How can I correctly debug this issue?
How to be sure that the graph is not broken somewhere?
How to be sure that loss backward is executed correctly?

Please help me with any suggestion, It’s been 4 days that I am stuck on this topic.

Thank you very much.

CedricLy · February 17, 2021, 7:52am

Hi, can you try it out, without your clipping. Maybe its clipped too tightly and then you do not lose your computational graph, but your mathematical gradient.

arhouati · February 17, 2021, 8:30am

Unfortunatly, I already try it. I deleted the line :

torch.nn.utils.clip_grad_norm_(self._model.parameters(), self._max_grad_norm)

But always the same result, no parameter is updated.

CedricLy · February 17, 2021, 10:22am

Does your self._optimizer try to update the correct parameters?

arhouati · February 17, 2021, 11:23am

How can I check this?

However, Optimizer contains params with requires_grad as True. I checked it with the following code:

 for param in self._optimizer.param_groups[0]['params']:
      if param.requires_grad:
              print(param.grad)

Note that all params’ grad is equal to “None”.

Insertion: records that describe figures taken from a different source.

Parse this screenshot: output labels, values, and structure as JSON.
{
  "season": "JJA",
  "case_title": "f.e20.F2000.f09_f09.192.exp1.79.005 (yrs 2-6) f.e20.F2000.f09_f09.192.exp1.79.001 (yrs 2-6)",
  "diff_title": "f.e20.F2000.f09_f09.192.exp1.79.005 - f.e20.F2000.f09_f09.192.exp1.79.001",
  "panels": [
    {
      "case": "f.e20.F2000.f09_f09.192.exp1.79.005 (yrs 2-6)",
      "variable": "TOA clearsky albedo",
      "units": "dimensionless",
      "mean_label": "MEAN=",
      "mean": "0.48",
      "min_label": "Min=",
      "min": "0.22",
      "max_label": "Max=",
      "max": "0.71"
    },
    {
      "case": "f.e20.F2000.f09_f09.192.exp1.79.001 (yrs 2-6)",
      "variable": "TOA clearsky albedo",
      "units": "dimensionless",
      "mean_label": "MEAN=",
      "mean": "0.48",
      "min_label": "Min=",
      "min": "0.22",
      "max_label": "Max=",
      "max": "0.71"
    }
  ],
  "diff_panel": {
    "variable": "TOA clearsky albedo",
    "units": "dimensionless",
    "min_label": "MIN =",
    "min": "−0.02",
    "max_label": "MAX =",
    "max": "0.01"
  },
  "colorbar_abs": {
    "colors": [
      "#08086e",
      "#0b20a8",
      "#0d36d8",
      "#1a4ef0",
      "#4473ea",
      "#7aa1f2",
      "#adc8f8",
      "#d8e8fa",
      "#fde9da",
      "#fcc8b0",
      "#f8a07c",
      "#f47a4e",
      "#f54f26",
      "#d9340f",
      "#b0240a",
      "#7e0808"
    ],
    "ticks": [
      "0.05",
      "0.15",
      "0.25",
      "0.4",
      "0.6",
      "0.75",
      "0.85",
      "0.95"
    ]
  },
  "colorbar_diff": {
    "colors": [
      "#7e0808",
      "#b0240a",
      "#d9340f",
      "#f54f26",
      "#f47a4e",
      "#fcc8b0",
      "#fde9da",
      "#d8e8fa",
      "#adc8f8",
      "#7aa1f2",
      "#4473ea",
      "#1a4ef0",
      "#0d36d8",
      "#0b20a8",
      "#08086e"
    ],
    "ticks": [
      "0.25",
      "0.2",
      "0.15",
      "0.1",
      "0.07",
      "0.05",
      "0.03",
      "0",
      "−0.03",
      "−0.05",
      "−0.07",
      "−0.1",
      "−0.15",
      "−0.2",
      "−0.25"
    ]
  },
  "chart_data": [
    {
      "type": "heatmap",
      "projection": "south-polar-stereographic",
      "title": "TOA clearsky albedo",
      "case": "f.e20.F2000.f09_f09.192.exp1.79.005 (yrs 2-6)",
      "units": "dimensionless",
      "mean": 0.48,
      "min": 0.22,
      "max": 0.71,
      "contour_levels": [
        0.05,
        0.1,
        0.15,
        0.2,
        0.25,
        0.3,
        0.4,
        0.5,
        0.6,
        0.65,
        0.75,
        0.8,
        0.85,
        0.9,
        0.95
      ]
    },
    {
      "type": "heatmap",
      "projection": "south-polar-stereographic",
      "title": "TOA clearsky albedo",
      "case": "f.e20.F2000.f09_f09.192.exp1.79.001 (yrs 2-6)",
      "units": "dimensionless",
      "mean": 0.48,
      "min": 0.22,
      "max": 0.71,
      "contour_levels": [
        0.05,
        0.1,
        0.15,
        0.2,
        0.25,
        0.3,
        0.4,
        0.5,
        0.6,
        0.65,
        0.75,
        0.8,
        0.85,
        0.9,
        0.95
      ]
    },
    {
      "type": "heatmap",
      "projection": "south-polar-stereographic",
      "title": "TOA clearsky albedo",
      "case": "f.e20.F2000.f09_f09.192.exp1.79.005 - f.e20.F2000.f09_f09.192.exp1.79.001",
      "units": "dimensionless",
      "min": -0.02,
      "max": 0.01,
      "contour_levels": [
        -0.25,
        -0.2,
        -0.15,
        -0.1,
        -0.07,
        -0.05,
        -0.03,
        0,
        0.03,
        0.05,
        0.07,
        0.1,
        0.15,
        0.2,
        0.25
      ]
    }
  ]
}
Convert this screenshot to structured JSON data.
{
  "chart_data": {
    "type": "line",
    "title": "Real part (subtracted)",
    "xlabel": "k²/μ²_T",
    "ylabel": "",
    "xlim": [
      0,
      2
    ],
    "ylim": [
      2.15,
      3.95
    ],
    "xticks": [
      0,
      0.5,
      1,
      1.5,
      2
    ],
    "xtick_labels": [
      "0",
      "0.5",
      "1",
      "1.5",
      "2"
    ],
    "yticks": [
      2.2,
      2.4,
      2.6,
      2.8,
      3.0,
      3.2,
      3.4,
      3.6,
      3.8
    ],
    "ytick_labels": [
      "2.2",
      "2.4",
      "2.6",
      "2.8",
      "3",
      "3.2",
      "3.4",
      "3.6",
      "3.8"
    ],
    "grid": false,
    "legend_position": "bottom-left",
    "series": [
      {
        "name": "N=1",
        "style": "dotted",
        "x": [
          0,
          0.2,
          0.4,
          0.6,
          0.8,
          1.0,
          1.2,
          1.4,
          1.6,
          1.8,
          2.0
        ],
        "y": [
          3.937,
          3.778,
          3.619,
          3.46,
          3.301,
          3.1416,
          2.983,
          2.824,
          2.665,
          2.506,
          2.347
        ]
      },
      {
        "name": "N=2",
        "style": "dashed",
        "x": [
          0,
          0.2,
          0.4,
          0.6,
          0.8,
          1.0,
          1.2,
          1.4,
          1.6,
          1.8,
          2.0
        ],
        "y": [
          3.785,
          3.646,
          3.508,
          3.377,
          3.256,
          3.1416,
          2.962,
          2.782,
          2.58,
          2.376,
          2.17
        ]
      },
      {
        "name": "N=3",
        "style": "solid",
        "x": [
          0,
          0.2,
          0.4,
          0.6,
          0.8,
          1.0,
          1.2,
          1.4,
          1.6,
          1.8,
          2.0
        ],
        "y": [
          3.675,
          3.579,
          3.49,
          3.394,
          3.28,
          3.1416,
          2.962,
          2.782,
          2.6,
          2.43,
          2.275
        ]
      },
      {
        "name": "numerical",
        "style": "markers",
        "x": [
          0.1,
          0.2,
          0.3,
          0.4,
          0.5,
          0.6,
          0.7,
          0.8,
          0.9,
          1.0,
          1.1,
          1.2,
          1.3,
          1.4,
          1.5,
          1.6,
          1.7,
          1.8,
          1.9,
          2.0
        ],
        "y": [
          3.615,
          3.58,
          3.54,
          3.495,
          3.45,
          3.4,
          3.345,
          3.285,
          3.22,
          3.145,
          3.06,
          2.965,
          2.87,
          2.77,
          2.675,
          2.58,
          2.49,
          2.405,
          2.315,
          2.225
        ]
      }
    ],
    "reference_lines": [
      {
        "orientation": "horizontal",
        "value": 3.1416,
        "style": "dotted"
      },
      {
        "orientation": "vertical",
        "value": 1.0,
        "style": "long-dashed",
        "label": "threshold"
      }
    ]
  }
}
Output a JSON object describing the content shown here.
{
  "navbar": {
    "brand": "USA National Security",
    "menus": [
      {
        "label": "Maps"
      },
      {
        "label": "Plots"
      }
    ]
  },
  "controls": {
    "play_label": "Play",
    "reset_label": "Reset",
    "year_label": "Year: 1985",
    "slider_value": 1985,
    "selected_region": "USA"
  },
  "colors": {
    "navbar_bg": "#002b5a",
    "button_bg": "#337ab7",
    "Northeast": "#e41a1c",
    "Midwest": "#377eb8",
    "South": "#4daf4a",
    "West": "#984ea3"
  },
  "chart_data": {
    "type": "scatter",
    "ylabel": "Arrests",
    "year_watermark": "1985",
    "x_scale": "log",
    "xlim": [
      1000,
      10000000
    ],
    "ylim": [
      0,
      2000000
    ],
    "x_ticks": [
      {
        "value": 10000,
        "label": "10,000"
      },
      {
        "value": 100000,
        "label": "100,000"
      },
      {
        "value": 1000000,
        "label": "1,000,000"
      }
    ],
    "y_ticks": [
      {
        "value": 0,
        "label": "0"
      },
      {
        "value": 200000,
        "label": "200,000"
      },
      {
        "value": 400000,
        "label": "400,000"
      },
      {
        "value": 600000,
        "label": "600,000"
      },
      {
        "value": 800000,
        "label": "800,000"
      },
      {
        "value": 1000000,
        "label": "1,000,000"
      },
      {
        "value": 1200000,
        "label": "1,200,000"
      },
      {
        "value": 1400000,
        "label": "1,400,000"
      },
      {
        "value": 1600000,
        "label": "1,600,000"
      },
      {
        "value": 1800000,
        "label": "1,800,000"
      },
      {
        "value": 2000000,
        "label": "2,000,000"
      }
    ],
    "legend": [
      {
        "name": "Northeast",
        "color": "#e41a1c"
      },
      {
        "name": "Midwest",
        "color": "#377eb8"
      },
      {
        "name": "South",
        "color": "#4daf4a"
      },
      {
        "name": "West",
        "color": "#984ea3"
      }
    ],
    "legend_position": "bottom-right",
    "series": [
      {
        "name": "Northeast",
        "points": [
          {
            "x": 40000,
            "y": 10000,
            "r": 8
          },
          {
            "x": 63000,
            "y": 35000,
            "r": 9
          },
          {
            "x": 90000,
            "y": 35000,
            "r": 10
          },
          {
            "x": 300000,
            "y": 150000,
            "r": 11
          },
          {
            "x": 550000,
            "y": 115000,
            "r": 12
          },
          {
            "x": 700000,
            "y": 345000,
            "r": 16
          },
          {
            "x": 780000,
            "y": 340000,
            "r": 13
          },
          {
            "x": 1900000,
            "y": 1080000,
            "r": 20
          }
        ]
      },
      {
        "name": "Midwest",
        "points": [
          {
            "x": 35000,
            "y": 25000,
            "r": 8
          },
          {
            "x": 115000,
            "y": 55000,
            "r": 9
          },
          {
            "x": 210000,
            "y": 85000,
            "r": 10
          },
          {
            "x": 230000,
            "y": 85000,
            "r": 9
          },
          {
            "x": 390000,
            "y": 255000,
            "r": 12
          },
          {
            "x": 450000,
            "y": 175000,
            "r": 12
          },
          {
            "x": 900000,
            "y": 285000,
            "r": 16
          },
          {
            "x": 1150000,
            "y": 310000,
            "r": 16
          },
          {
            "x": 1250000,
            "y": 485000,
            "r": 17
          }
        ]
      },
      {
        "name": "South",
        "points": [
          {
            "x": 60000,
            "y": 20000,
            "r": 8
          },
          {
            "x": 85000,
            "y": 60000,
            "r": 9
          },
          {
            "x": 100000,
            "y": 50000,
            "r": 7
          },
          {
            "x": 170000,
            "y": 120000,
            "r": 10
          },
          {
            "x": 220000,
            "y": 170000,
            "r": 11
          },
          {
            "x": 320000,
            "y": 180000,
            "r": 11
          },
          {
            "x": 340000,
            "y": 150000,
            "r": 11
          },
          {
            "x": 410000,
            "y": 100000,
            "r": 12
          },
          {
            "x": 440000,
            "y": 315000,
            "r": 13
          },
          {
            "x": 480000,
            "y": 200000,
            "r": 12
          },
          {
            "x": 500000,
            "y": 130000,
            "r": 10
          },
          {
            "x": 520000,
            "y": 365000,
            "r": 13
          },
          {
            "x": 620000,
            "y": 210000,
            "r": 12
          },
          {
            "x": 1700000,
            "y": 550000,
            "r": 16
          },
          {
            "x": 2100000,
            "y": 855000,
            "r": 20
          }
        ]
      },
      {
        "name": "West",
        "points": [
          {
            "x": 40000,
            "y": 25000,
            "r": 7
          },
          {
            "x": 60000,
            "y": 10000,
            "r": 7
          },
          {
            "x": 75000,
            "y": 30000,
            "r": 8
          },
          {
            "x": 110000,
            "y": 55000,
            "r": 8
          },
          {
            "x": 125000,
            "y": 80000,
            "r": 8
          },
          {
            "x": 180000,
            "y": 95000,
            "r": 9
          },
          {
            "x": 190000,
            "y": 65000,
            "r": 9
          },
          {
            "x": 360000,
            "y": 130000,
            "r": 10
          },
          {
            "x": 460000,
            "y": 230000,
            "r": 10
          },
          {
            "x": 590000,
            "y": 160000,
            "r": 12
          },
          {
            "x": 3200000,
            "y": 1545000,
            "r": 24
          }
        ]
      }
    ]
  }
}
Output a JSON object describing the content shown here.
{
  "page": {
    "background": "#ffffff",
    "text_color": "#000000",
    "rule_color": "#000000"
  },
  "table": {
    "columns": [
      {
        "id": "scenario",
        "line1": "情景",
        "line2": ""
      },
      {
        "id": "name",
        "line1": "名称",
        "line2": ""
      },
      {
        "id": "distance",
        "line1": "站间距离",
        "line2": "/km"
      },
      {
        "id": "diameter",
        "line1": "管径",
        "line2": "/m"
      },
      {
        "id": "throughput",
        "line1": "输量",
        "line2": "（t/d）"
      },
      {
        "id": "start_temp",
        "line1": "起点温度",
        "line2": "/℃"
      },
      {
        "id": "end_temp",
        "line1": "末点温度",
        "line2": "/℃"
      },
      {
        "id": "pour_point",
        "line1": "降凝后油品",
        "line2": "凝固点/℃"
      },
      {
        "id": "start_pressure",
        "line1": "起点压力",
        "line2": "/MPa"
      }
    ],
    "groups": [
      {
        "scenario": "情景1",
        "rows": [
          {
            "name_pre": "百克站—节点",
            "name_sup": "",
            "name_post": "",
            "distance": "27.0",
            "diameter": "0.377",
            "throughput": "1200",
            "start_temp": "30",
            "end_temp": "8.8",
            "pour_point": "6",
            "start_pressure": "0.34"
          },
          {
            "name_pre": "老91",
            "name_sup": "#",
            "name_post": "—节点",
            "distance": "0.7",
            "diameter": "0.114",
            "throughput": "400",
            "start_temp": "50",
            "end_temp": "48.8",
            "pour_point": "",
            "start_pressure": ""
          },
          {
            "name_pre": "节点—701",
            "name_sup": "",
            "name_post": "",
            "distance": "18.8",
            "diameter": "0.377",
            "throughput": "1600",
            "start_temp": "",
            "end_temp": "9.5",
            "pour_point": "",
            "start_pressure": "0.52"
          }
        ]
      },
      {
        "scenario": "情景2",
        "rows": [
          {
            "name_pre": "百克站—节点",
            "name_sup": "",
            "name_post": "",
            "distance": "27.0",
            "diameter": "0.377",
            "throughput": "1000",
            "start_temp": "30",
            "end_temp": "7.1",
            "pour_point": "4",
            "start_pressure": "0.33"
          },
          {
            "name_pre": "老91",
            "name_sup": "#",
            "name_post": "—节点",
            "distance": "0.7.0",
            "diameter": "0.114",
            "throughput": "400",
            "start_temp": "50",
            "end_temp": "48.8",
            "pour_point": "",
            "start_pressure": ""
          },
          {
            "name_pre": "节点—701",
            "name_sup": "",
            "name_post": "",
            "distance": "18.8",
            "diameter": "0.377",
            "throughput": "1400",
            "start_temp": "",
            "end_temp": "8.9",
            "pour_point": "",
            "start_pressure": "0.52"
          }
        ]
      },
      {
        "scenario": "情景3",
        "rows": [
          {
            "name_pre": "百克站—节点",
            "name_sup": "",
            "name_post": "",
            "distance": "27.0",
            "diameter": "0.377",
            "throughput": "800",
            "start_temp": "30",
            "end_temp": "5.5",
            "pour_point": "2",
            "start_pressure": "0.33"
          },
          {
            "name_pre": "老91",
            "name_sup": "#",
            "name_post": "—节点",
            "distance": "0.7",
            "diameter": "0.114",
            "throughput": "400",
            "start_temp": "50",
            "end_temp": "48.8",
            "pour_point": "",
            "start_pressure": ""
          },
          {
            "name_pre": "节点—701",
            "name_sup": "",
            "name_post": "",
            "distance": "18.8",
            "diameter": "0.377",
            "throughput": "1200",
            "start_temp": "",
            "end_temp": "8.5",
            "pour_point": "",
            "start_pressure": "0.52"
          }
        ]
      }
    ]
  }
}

For information, I use “AdamW” as an optimizer.

CedricLy · February 18, 2021, 6:37am

Actually that looks fine.
Maybe your update works. Can you print a, before your optimizer step line and then print b after the line and check if they are the same?

arhouati · February 18, 2021, 11:31am

The two variables a and b are always equal.
Any other suggestions for debugging?

@CedricLy Thanks for your help.

ptrblck · February 19, 2021, 7:18am

Check the .grad attribute of all parameters, which don’t seem to be updated and see if the gradients have valid values or are all zero or even None.
If they are set to None after the first backward and before the first zero_grad() call, your computation graph might be broken. On the other hand, if they are zero, some operations in the model might kill the gradient.
Make sure that you check the .grad attributes after the backward and before the zero_grad operation.

arhouati · February 19, 2021, 6:32pm

Finally, and after 5 days, I found the error.
In fact, the computational graph was broken into two different places, due to two wrong operations. However, it was very difficult to debug it and find the issue source. No tools or Libs exist to visualize the graph, which is the main component for the gradient backpropagation.

ToluClassics · October 12, 2021, 2:47am

Hi @arhouati, I have similar issues
How were you able to debug this??

madelonh · November 15, 2021, 5:20pm

Hi @arhouati,

Thanks for reporting your issue and progress on it here.
I believe I ran into the same issue while finetuning a BERT-based model.
My code seems to be similar to what you implemented, and I tried all other “parameters are not updating” suggestions (for some days now).
If you have time, it would help a lot if you could share which operations made your computational graph break. Does it break where you wrap the entity_logits into a tensor?

Thanks,
Madelon

Update: I just solved my problem. I had to convert my sample labels and another variable (sample size) to pytorch Variables (pytorch.autograd.Variables) to be included in the computational graph. Hope this is helpful for future readers.